Lulaben - Eva Pervolovici
Ancora una volta si racconta mentre si gioca a destrutturare la storia. Ben è un clochard parigino, Luba arriva dalla Bielorussia. Un esperimento nel far collimare il documentario (guerra nell'Europa dell'est) con la finzione (l'incontrarsi, il comprendersi parlando lingue sconosciute). Eva Pervolovici afferma le lontane vicinanze nel presente della storia e, seguendo la loro deriva, mostra come la finzione si addensi ancora di più tra i diversi strati del documentario; come se le macerie della periferia parigina fossero lo sfondo delle schegge filmate di memoria bielorussa. In questo caso però il cinema, invece di distruggere, crea uno spazio e un tempo che diventa una cornice assoluta, un'inquadratura isolata dove la vita si può sviluppare in un emozione parallela che non può corrompersi a contatto con l'aria (di nulla) in cui viviamo. Tutti siamo uguali nel cercare questo. Leggero e attuale.
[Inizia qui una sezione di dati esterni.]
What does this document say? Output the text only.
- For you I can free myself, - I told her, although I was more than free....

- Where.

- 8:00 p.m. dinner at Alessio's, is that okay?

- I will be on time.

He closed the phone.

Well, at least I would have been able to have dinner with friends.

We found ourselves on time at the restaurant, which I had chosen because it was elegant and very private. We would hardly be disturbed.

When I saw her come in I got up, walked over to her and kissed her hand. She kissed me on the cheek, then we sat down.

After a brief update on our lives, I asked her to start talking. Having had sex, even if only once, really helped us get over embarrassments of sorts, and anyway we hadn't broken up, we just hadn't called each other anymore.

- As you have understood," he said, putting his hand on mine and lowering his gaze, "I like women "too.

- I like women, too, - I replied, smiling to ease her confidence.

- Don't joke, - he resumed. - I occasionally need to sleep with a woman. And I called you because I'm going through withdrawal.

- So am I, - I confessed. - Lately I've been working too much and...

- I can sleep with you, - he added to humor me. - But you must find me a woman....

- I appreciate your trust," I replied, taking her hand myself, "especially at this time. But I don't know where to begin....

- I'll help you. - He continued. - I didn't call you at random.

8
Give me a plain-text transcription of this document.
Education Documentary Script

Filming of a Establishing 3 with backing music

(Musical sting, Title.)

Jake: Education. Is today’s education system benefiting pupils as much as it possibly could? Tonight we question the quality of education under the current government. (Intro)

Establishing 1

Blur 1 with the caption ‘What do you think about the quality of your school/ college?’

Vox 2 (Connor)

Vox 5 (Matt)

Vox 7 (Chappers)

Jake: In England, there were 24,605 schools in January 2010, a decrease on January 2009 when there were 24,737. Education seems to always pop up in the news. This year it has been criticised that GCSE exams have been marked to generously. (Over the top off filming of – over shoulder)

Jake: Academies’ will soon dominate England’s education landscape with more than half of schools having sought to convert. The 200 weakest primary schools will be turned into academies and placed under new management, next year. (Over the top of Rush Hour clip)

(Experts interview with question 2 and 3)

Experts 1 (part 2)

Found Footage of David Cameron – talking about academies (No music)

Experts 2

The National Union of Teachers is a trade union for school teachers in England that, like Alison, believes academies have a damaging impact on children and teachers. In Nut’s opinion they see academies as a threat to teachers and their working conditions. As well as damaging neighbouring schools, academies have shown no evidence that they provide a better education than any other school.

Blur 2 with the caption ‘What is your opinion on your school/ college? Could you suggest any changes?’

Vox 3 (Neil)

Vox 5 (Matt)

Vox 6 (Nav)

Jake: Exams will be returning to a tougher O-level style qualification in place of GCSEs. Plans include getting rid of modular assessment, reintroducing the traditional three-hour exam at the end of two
Waking things - Melika Bass
Una casa in un bosco, i preparativi di un rituale arcaico sotto le luci e le ombre di un mondo indecifrabile. E' una messa in scena pittorica, statica, che ricrea scene da quadri di genere fiamminghi, dipinti con la luce di un Caravaggio. Rito di passaggio, quella soglia che bisogna attraversare per raggiungere una nuova fase del proprio ciclo vitale. In Waking Things, la ritualità non viene nascosta, sta in superficie, nella ripetitività dei gesti, nella cerimonialità delle azioni, andando a creare un tempo ciclico, sempre uguale, bloccato nella sua eternità. I tre personaggi, archetipici come i loro stessi epiteti annunciano, sono i custodi di un segreto, che il cinema non vuole violare/violentare, ma fissare/restituire. Ogni gesto rimanda a qualcosa di alt(r)o, che prende connotazioni quasi mistiche nella lunga attesa e nei tempi estremamente dilatati, infarciti di dettagli di una natura che si fa catalizzatore caleidoscopico, ricordandoci della fugacità del presente e della vita stessa. Melika Bass affonda il tempo per affidarsi ad un rigore che trasforma le immagini in nature morte, (sovra)caricandole di una bellezza straniante e minacciosa. Cristallizzato ma estremamente forte.